In June 2019 my mother suffered a stroke and nearly became paralyzed. When she was discharged the doctors told us to consider buying a wheelchair and to pursue plenty of physical therapy. Instead, at home I began daily moxibustion treatments—combining triple-point moxa with sessions on the moxa bed, and cutting out all cold foods. We never did any conventional rehab, and she never used that wheelchair. Gradually, month by month, her strength returned.

By the time I wrote the 2020 essay, Mom was about fifty percent recovered and could manage almost all her own daily needs.

A year later she’d completed three courses of summer moxibustion (sanfu jiu) and two courses of mid-winter moxa (sanjiu jiu) without missing a single day. The moxa bed deserves enormous credit—her recovery climbed to nearly ninety percent, and she still does moxibustion every day.

This year the spotlight shifts to two other women in my family—and their stories:

My cousin. After Mom came home from the hospital, my cousin and her husband came to visit. My cousin has suffered from insomnia for years and has a herniated lumbar disc—she’s what she calls a “walking medicine cabinet,” carrying pills wherever she goes. That afternoon she tried the moxa bed for two hours and said she’d never felt so relaxed. Before she left I gave her a pack of triple-point moxa sticks and two boxes of our 2012-vintage moxa rolls, asking her to give them a try.

She stuck with it—using the moxa sticks several times—and called me recently to say she’s had far fewer colds and her sleep has improved dramatically. Her back pain is still a challenge, but she’s determined to keep going—and it’s already been nearly three years.

My sister. She’s a professional-level chef, and the nonstop chopping and stirring took its toll: her thumb developed severe tenosynovitis. One day we were sitting together and I noticed her thumb was bent. I asked if it hurt—she hadn’t realized how bad it looked. She admitted it had been aching for a long time, but she never had a day off to deal with it.

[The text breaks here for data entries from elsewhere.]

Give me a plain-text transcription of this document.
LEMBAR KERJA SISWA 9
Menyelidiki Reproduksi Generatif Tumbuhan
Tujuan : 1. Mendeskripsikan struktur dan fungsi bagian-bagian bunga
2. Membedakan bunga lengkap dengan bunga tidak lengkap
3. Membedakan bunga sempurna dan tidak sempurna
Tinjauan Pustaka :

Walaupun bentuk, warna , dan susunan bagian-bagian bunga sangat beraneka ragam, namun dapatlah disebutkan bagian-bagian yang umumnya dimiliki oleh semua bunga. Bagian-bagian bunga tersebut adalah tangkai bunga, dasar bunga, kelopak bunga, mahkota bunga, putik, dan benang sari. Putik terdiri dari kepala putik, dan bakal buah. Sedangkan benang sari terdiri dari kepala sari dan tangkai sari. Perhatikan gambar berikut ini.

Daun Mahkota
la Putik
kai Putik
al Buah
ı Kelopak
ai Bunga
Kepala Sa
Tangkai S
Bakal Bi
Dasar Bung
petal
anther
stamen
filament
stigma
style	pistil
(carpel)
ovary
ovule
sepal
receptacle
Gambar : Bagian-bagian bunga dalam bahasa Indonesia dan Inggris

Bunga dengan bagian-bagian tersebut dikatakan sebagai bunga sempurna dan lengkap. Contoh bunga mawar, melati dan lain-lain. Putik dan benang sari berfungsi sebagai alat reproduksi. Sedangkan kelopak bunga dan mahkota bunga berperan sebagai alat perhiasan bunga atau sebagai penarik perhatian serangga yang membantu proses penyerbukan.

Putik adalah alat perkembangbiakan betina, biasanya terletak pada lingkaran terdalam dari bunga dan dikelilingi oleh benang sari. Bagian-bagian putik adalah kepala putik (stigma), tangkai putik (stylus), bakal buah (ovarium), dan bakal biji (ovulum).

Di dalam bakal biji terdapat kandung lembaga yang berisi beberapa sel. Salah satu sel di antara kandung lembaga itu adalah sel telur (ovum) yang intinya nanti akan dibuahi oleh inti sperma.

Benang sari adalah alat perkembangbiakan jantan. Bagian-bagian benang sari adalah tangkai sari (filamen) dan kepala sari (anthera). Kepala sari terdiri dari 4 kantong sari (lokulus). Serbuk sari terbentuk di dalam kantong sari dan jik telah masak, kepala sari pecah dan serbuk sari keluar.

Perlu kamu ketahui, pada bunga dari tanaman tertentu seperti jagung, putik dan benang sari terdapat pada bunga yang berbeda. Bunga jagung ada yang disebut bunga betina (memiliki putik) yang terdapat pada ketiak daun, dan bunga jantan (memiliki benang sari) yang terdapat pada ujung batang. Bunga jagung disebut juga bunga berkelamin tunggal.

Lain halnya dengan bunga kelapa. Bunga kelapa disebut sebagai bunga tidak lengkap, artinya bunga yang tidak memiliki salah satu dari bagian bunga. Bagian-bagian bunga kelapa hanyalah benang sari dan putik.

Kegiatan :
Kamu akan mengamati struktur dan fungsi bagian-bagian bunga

I showed her how to do “wheat-grain moxa”: tear open one of our 2012 moxa rolls, roll the floss into seven tiny cones, and place them on the sore spot. At the same time I treated her other key points with a moxa seat and triple-point moxa. Two hours later she’d fallen asleep on the moxa seat.

After two months of daily treatments, her thumb pain vanished completely. The little painful lump under her arm—the size of a grain—has also disappeared. I’m not sure if it shrank or just dissolved, but it no longer hurts, so I know it’s healed.

I’ve used moxibustion on all sorts of minor aches and pains around the house. Not everyone sticks with it—three days on, two days off—but doing something is always better than nothing. Little by little, as you learn moxibustion techniques from a lecture or a live demo, you become your own family’s health specialist.